- Almost all of the countries surveyed have legislative and/or investment programs in place for renewables, presenting both the chance for African nations to lead the energy transition and a large-scale cross-continental investment opportunity. Some of these legislative frameworks are in their infancy or require updates, but the overall trend is towards the implementation of energy transition policies in the near to medium term.
- It is anticipated that fossil fuels and biomass will continue to play a large part of the energy mix for at least 18 out of 21 of the jurisdictions surveyed. Further, some countries such as Nigeria continue to encourage and secure investment in new oil and gas developments.
- The incentives for transitioning to renewable energy are recognized and acknowledged in Africa’s markets. They include ensuring a reliable and clean supply of power to both overcome generation deficits/access to energy problems and to meet the increase in projected demand across the continent, as well as the promotion of economic development and investment in renewables.

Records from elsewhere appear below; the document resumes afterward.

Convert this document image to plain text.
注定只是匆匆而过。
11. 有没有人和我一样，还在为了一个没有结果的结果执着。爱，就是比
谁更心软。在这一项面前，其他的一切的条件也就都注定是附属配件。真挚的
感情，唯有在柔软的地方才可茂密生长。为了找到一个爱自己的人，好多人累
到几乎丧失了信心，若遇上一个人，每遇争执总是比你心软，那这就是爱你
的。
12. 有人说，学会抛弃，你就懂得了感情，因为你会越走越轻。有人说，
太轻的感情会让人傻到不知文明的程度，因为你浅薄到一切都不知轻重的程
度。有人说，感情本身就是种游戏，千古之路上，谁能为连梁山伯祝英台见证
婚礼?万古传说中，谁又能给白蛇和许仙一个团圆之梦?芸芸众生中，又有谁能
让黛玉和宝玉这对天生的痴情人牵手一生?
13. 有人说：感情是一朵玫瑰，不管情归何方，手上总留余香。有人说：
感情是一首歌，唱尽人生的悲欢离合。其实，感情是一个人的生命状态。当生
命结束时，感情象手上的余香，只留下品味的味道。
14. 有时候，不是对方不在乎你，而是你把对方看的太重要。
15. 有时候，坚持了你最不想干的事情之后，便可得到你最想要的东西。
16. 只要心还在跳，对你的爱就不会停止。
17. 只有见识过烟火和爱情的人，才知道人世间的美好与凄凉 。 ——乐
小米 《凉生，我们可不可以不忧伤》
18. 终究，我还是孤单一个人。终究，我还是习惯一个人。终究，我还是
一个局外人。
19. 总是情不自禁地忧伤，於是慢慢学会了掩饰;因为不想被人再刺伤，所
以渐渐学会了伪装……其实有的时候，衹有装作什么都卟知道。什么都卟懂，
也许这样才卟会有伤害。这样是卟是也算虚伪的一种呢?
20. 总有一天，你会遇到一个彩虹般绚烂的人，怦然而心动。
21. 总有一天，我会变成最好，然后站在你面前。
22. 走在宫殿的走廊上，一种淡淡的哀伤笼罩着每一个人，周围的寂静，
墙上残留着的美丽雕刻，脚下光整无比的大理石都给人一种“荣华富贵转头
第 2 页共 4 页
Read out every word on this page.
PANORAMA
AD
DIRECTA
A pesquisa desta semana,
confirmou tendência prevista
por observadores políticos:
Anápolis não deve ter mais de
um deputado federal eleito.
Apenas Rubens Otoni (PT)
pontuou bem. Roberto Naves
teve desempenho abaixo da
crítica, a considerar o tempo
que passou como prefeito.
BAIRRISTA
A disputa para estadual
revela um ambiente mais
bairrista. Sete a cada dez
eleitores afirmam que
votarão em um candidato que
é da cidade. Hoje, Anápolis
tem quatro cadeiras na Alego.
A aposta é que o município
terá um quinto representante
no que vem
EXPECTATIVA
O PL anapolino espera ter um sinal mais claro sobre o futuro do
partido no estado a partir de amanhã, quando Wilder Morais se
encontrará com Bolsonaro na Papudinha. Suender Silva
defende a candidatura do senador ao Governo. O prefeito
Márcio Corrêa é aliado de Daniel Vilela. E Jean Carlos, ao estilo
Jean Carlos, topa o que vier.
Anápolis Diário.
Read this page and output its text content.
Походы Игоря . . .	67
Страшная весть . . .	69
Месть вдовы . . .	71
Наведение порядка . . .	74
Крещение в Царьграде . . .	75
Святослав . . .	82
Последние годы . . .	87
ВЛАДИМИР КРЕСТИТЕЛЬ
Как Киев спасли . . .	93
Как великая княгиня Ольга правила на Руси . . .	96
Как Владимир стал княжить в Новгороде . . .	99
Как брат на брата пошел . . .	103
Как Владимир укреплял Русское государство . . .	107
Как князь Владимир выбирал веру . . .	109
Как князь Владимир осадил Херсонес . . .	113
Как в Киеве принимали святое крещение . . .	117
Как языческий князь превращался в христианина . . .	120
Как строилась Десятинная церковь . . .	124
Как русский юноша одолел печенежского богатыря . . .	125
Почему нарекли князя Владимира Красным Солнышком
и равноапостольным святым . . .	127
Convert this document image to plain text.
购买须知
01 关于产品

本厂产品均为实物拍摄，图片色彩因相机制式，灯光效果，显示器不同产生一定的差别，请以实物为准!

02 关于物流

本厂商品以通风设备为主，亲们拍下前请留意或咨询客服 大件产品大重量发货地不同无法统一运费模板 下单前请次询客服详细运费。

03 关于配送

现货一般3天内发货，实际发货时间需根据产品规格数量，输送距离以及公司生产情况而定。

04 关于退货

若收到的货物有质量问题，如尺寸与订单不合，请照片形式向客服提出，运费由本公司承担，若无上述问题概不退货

- The key to achieving those goals will be implementation. Countries will need to ensure both that they have in place not only attractive legislative frameworks, but also real drive from governments to incentivize clean energy investment and “bankable” projects. The success or failure of implementing renewables policy varies by country, but will broadly depend upon overcoming bureaucratic and institutional obstacles, ensuring political stability, and overcoming ecological and sustainability challenges.